O volume de fraudes e furtos de energia elétrica em Sorocaba caiu 44% no primeiro semestre em comparação ao mesmo período de 2017. Foram 798 irregularidades encontradas de janeiro a junho último (15,4% das 5.187 inspeções realizadas no período), frente a 1.425 no ano passado (26,2% do total de 5.441 verificações). Segundo a CPFL Piratininga, o encontro das fraudes proporcionou a recuperação de 1.915 MWh no município, quantidade capaz de abastecer 1.064 imóveis pelo período de um ano. A concessionária não divulga quanto, em dinheiro, deixaria de ser arrecadado com os "gatos" na rede elétrica encontrados durante as inspeções. Fraudar a rede ou "roubar" energia para uso é crime, previsto no Código Penal, com pena que varia de um a quatro anos de prisão, além do fraudador ter que pagar os valores devidos.
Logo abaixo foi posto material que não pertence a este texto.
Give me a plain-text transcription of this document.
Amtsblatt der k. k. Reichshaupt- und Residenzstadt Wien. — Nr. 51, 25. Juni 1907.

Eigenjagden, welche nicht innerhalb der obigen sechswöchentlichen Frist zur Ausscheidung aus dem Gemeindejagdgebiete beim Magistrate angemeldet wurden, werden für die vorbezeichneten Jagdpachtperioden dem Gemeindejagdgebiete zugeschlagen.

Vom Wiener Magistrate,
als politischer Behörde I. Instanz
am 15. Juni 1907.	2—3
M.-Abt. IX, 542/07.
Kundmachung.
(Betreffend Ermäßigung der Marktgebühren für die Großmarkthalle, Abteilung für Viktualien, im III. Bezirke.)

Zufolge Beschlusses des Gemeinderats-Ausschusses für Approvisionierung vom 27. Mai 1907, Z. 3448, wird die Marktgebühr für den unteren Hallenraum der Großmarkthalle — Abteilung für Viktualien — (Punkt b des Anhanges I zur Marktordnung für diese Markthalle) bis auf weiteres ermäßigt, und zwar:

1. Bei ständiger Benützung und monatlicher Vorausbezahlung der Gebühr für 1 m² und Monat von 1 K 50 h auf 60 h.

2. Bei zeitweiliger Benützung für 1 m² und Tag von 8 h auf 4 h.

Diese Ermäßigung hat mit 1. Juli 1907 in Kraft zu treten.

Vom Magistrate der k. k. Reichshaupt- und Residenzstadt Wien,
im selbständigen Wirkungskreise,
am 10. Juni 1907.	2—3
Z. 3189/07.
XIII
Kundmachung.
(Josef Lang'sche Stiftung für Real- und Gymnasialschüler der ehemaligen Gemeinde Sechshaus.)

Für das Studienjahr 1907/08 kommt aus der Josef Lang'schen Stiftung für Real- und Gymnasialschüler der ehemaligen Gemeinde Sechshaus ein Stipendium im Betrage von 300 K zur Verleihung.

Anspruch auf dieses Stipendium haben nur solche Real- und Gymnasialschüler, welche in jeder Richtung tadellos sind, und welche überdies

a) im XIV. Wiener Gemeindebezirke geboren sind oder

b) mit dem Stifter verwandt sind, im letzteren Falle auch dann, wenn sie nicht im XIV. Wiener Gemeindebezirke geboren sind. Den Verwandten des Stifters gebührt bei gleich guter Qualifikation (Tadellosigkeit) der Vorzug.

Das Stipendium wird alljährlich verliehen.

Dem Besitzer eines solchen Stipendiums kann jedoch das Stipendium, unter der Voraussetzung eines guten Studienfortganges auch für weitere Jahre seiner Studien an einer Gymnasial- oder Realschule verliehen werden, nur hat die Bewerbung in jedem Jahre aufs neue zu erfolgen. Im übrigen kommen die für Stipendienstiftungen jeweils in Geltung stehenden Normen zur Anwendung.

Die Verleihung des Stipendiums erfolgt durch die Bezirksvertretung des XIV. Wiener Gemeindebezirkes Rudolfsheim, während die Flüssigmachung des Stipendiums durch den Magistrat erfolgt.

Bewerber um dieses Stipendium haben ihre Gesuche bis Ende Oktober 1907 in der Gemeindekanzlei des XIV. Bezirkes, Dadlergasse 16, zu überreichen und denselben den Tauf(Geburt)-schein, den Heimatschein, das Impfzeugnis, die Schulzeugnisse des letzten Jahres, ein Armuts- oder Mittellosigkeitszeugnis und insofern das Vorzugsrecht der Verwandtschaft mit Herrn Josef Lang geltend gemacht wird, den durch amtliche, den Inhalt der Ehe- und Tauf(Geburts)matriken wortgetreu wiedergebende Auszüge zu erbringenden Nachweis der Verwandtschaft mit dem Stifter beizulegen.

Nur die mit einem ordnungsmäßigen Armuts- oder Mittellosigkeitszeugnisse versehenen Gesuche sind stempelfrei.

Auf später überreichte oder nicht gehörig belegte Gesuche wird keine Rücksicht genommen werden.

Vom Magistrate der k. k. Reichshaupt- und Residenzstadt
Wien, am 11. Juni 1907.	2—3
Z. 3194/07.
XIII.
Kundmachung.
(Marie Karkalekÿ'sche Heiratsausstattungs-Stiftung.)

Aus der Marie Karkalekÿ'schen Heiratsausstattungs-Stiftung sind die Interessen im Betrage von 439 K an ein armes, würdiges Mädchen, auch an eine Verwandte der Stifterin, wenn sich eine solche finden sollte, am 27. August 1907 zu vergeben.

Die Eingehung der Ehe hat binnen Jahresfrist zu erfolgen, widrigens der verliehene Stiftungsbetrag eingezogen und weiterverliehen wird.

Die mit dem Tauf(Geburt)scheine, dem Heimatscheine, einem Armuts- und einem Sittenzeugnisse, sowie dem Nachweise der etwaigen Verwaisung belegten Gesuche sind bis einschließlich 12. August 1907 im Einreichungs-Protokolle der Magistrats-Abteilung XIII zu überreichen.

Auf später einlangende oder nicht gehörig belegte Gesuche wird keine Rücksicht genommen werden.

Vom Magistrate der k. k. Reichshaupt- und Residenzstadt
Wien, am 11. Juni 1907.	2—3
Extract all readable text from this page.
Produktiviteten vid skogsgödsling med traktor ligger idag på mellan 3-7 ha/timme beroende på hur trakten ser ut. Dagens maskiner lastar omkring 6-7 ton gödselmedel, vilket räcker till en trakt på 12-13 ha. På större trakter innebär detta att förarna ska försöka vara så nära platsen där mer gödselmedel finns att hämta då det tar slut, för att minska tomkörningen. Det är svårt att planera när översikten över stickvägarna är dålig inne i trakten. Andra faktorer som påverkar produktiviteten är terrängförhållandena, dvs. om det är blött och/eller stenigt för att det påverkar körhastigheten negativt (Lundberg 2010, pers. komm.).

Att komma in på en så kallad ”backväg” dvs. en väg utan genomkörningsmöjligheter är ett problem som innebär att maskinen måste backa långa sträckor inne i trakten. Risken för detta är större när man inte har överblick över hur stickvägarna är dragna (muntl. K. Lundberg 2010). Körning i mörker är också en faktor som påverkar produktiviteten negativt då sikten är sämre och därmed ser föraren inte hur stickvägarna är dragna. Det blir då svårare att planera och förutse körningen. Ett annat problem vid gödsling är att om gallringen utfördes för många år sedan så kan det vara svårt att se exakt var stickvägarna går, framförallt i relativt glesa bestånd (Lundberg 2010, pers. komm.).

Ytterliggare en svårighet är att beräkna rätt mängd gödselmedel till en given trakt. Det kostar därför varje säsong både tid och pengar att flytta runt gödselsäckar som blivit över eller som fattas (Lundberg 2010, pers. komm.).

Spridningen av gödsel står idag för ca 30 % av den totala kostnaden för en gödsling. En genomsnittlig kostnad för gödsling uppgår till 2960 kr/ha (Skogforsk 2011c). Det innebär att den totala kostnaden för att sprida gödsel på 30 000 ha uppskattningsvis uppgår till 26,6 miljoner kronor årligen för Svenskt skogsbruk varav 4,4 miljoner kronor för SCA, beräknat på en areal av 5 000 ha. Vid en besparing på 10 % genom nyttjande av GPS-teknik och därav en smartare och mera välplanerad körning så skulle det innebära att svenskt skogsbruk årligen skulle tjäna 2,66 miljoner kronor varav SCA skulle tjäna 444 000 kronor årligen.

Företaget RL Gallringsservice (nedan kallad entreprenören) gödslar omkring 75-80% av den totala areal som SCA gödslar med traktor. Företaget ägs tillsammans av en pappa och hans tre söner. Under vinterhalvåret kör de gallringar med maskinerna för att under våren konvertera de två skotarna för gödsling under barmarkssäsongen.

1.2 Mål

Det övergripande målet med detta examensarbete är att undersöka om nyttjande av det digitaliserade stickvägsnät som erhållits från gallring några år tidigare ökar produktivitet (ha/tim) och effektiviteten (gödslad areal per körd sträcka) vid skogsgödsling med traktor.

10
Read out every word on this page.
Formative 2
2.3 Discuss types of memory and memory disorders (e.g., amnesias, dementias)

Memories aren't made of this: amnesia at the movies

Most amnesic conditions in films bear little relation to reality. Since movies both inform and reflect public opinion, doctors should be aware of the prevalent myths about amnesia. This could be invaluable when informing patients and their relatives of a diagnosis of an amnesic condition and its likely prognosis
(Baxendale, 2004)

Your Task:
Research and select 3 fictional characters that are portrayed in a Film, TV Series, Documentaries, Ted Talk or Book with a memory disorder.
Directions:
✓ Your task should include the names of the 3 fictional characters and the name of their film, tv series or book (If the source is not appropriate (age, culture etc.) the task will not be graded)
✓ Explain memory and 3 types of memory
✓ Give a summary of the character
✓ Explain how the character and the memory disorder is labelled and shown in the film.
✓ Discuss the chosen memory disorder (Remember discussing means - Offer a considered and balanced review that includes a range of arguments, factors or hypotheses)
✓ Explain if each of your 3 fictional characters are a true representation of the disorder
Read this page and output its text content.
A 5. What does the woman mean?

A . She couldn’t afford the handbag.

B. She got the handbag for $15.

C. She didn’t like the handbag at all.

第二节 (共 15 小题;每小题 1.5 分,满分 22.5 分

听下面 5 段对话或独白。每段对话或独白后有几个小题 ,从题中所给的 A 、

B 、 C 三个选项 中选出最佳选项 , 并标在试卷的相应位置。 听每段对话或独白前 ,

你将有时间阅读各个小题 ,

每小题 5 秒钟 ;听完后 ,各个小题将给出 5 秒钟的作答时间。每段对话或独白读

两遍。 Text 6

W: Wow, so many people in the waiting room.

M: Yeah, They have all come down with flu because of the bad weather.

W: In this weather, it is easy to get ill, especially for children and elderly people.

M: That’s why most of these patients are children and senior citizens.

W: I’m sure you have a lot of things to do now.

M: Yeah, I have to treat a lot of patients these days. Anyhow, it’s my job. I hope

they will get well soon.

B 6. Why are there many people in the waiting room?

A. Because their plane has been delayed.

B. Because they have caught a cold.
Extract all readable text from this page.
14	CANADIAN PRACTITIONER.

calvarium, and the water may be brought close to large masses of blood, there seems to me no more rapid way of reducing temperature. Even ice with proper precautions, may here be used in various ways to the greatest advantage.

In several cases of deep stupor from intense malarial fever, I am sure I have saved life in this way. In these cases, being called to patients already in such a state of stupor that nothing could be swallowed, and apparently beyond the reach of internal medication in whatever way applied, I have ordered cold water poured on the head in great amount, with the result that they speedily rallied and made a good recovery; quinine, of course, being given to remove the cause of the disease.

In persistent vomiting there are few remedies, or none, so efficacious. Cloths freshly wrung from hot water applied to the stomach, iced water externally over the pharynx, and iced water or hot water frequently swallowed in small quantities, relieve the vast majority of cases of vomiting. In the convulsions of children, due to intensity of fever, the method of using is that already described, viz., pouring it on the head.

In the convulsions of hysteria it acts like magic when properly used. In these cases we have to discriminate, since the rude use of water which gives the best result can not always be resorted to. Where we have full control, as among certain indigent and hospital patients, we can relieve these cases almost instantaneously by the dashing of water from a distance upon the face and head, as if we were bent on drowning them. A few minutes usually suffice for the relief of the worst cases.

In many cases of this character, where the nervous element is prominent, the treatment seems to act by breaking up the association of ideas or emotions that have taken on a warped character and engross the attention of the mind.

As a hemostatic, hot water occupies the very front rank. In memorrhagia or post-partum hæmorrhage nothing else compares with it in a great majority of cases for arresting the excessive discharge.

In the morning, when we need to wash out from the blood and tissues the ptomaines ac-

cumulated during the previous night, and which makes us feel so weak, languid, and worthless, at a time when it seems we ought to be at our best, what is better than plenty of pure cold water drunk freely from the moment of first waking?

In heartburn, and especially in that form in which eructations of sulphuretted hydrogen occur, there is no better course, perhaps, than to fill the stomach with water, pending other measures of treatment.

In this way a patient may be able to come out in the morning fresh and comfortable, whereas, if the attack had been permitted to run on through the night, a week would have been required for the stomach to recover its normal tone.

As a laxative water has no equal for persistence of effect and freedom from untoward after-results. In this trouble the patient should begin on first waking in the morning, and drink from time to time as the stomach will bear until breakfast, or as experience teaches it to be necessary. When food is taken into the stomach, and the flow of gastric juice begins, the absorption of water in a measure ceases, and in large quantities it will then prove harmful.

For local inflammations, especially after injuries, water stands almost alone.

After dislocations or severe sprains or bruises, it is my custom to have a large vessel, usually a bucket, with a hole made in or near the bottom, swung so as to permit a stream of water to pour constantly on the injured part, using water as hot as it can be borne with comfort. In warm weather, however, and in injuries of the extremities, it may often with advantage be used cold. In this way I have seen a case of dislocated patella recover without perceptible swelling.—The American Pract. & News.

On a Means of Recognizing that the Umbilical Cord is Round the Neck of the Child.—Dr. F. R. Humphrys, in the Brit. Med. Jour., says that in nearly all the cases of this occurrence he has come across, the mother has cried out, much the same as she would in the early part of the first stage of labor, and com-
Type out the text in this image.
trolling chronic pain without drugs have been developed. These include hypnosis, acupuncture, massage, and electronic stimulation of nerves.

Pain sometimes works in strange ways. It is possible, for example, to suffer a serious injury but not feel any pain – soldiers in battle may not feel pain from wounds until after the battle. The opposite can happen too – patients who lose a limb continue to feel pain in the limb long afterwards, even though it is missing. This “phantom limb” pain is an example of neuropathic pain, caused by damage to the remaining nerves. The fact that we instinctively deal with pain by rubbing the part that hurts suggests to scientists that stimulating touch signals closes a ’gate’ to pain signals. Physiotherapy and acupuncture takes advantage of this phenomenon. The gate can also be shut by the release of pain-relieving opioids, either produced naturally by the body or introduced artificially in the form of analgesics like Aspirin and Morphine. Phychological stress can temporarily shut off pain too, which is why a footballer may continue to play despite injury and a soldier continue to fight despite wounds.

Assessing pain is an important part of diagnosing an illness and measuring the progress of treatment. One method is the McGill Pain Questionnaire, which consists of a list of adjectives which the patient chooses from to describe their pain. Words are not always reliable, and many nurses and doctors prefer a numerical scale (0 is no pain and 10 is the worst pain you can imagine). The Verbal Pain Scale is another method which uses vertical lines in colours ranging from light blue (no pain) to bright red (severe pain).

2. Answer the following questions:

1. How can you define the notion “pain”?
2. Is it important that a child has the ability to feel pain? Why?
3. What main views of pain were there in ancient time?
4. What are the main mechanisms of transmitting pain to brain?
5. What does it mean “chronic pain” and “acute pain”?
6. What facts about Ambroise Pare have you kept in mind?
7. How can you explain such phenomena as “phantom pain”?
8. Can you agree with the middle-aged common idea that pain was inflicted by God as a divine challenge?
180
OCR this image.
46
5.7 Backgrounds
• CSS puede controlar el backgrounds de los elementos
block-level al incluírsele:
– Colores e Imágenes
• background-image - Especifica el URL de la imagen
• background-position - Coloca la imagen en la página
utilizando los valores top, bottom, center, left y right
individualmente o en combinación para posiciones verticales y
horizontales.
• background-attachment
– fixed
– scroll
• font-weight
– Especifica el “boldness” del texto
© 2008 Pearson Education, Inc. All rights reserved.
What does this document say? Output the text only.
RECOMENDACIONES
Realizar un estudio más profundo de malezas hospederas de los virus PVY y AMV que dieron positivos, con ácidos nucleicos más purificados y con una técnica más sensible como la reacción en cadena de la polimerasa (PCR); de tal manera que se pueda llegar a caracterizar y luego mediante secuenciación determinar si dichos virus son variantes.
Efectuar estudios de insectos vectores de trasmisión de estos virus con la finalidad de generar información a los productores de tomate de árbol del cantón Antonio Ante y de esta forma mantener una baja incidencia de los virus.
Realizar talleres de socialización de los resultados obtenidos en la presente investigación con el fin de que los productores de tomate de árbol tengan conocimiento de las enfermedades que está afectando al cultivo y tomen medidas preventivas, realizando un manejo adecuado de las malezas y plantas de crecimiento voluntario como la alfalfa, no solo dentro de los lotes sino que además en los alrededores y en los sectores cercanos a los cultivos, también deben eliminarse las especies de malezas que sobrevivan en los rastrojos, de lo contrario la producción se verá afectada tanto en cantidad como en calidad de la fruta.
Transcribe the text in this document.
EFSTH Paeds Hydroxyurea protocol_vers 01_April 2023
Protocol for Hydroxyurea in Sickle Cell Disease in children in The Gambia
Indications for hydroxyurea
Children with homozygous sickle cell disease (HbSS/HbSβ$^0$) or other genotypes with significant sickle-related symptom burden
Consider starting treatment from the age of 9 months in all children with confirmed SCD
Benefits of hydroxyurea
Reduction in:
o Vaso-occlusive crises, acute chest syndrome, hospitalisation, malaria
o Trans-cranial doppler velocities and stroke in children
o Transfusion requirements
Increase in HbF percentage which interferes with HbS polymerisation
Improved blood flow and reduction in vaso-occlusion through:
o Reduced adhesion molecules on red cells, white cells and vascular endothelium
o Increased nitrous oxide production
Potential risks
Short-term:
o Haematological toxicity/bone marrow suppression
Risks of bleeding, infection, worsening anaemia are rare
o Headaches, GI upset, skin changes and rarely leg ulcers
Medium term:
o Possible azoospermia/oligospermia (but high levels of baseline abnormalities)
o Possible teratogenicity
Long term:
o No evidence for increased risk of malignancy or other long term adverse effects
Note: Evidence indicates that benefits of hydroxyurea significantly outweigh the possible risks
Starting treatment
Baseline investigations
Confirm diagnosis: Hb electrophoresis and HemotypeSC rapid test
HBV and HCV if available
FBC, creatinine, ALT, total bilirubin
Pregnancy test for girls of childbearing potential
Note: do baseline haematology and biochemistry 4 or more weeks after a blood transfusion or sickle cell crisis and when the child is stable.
Nas cidades da região de Sorocaba atendidas pela CPFL -- que incluem Itu, Salto e Indaiatuba -- de janeiro a junho deste ano totalizaram 1.324 ocorrências de fraudes e furtos na rede elétrica, resultados de 7.688 ações de inspeção e que recuperaram 3.177 MWh, volume de energia suficiente para abastecer 1.765 famílias por 12 meses. Depois de Sorocaba, Itu foi a cidade onde a CPFL identificou mais irregularidades -- foram 246 após 984 inspeções, um número que cresceu 46,4% frente as 169 fraudes encontradas em 2017. Indaiatuba e Salto também tiveram registro de mais fraudes este ano. Na primeira foram 147 (e 142, em 2017) e na segunda 133, uma alta de 66,3% em relação as 80 encontradas no ano passado.

Monitoramento

Segundo Roberto Sartori, diretor comercial da CPFL Energia -- da qual a CPFL Piratininga é distribuidora --, os investimentos em inteligência no monitoramento têm sido grandes aliados na identificação das fraudes e furtos de energia. "A integração com os órgãos públicos e autoridades policiais também tem sido fundamental nessas operações que visam o combate às ligações clandestinas."

Segundo a CPFL, os prejuízos dos "gatos" não são só financeiros, para a concessionária. Eles sobrecarregam as redes elétricas, deixando o sistema de distribuição mais suscetível às interrupções no fornecimento de energia, além de colocar em risco a vida das pessoas que resolvem mexer na rede sem preparação e equipamentos adequados para isso. Na presença de fraudes, qualquer pessoa pode denunciar a situação. Isso pode ser feito em contato com o e-mail [email protected], pelo telefone 0800 774 4286 ou pelo site www.cpfl.com.br.